Rockerlebnis mit „Lacuna“ und „Lost Souls In Desert“



Trotz der kürzlich erst zu Ende gegangenen Fasnacht fanden am vergangenen Wochenende erstaunlich viele Besucher den Weg in die „Wolfsklause“. Dort wurde unterhaltsame Rockmusik von den Bands „Lacuna“, „Lost Souls In Desert“ und „Purify“ geboten.

Einigen Besuchern merkte man die närrischen Strapazen jedoch deutlich an, denn die Publikumsreaktionen waren etwas verhaltener als bei anderen Konzerten in Oberwolfachs Musikkeller. An den musikalischen Darbietungen der Bands lag es jedenfalls nicht, denn die war aller Ehren wert.

Den Startschuss gab die im Kinzigtal ansässige Formation „Purify“, deren angenehmer melodischer Alternative-Rock viele Zuhörer überraschte. Der junge Vierer um Sänger und Gitarrist Andreas Harter agierte voller Spielfreude und erntete anerkennenden Applaus. Dass sich „Purify“ seit ihrem letzten Auftritt in der „Wolfsklause“ im Jahre 2008 gut weiterentwickelt hat, war bei Songs wie „Nevermore“, „Bleeding Myself“ oder „Nightrider“ deutlich hörbar.

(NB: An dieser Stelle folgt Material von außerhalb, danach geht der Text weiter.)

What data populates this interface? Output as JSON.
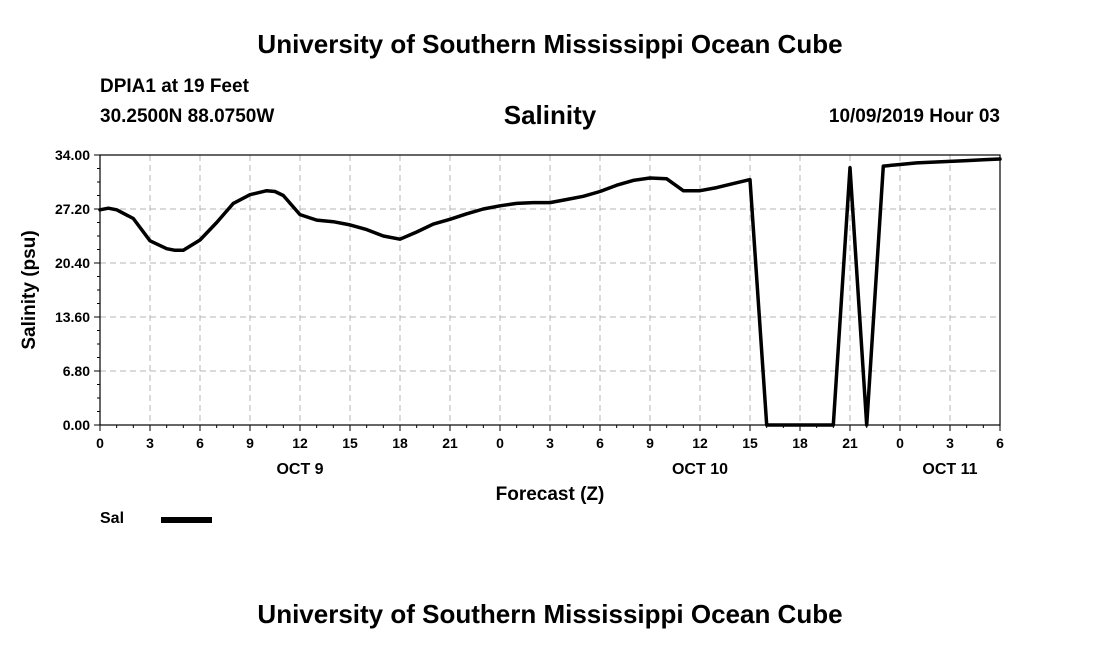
{
  "header": {
    "title": "University of Southern Mississippi Ocean Cube",
    "station": "DPIA1 at 19 Feet",
    "coords": "30.2500N 88.0750W",
    "parameter": "Salinity",
    "valid_time": "10/09/2019 Hour 03"
  },
  "footer": {
    "title": "University of Southern Mississippi Ocean Cube"
  },
  "legend": {
    "label": "Sal",
    "color": "#000000"
  },
  "chart_data": {
    "type": "line",
    "title": "Salinity",
    "xlabel": "Forecast (Z)",
    "ylabel": "Salinity (psu)",
    "xlim": [
      0,
      54
    ],
    "ylim": [
      0,
      34
    ],
    "y_ticks": [
      "0.00",
      "6.80",
      "13.60",
      "20.40",
      "27.20",
      "34.00"
    ],
    "x_tick_labels": [
      "0",
      "3",
      "6",
      "9",
      "12",
      "15",
      "18",
      "21",
      "0",
      "3",
      "6",
      "9",
      "12",
      "15",
      "18",
      "21",
      "0",
      "3",
      "6"
    ],
    "date_labels": [
      {
        "label": "OCT 9",
        "x": 12
      },
      {
        "label": "OCT 10",
        "x": 36
      },
      {
        "label": "OCT 11",
        "x": 51
      }
    ],
    "grid": true,
    "series": [
      {
        "name": "Sal",
        "x": [
          0,
          0.5,
          1,
          2,
          3,
          4,
          4.5,
          5,
          6,
          7,
          8,
          9,
          10,
          10.5,
          11,
          12,
          13,
          14,
          15,
          16,
          17,
          18,
          19,
          20,
          21,
          22,
          23,
          24,
          25,
          26,
          27,
          28,
          29,
          30,
          31,
          32,
          33,
          34,
          35,
          36,
          37,
          38,
          39,
          40,
          41,
          42,
          43,
          44,
          45,
          46,
          47,
          48,
          49,
          50,
          51,
          52,
          53,
          54
        ],
        "y": [
          27.1,
          27.3,
          27.1,
          26.0,
          23.2,
          22.2,
          22.0,
          22.0,
          23.3,
          25.5,
          27.9,
          29.0,
          29.5,
          29.4,
          28.9,
          26.5,
          25.8,
          25.6,
          25.2,
          24.6,
          23.8,
          23.4,
          24.3,
          25.3,
          25.9,
          26.6,
          27.2,
          27.6,
          27.9,
          28.0,
          28.0,
          28.4,
          28.8,
          29.4,
          30.2,
          30.8,
          31.1,
          31.0,
          29.5,
          29.5,
          29.9,
          30.4,
          30.9,
          0.0,
          0.0,
          0.0,
          0.0,
          0.0,
          32.4,
          0.0,
          32.6,
          32.8,
          33.0,
          33.1,
          33.2,
          33.3,
          33.4,
          33.5
        ]
      }
    ]
  }
}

Als zweite Band rockten „Lost Souls In Desert“ die Bühnenbretter. Alte Hasen waren hier am Werk, die sich aus den Überresten früherer Acts wie zum Beispiel die ehemals regional erfolgreichen „Helios Preach“, zu einer neuen Formation zusammengefunden hatten. Vom Opener „Beautiful“ an merkte man, dass jede Menge Qualität in der Truppe und deren Sound steckte. Wurde das Debütalbum schon mit sehr viel Lob von der Fachpresse bedacht, so dürften die Kritiken zum brandneuen Silberling „Vicious Circle“ noch positiver ausfallen.

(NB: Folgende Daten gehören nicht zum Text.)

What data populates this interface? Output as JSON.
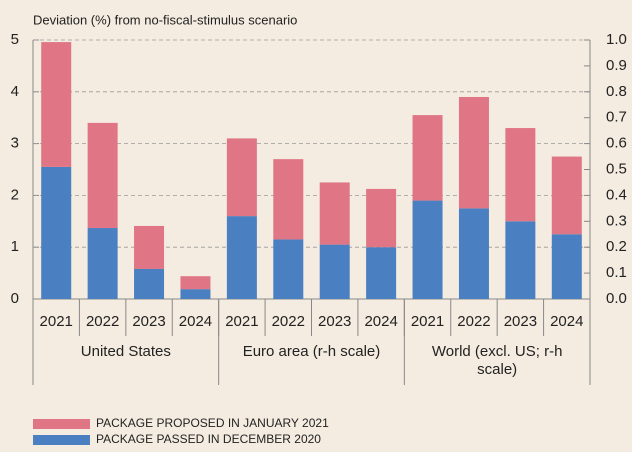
{
  "chart_data": {
    "type": "stacked_bar",
    "subtitle": "Deviation (%) from no-fiscal-stimulus scenario",
    "categories": [
      "2021",
      "2022",
      "2023",
      "2024",
      "2021",
      "2022",
      "2023",
      "2024",
      "2021",
      "2022",
      "2023",
      "2024"
    ],
    "groups": [
      {
        "name": "United States",
        "axis": "y",
        "size": 4
      },
      {
        "name": "Euro area (r-h scale)",
        "axis": "y2",
        "size": 4
      },
      {
        "name": "World (excl. US; r-h scale)",
        "axis": "y2",
        "size": 4
      }
    ],
    "series": [
      {
        "name": "PACKAGE PASSED IN DECEMBER 2020",
        "color": "#4a7fc1",
        "values": [
          2.55,
          1.37,
          0.58,
          0.19,
          0.32,
          0.23,
          0.21,
          0.2,
          0.38,
          0.35,
          0.3,
          0.25
        ]
      },
      {
        "name": "PACKAGE PROPOSED IN JANUARY 2021",
        "color": "#e07585",
        "values": [
          2.41,
          2.03,
          0.83,
          0.25,
          0.3,
          0.31,
          0.24,
          0.225,
          0.33,
          0.43,
          0.36,
          0.3
        ]
      }
    ],
    "ylim": [
      0,
      5
    ],
    "yticks": [
      0,
      1,
      2,
      3,
      4,
      5
    ],
    "y2lim": [
      0,
      1
    ],
    "y2ticks": [
      {
        "value": 0,
        "label": "0.0"
      },
      0.1,
      0.2,
      0.3,
      0.4,
      0.5,
      0.6,
      0.7,
      0.8,
      0.9,
      {
        "value": 1,
        "label": "1.0"
      }
    ],
    "grid": true
  }
}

„Days Off“ oder „Simple Way“ sind absolute Perlen. Moderner Rock amerikanischer Prägung der Marke „Nickelback“ trifft auf ältere Einflüsse wie „Soundgarden“ oder „Black Sabbath“. Den Fans gefiel der Auftritt der Villinger sehr, nach dem Rausschmeißer „Reason Inside“ war tosender Applaus in der „Wolfsklause“ zu vernehmen.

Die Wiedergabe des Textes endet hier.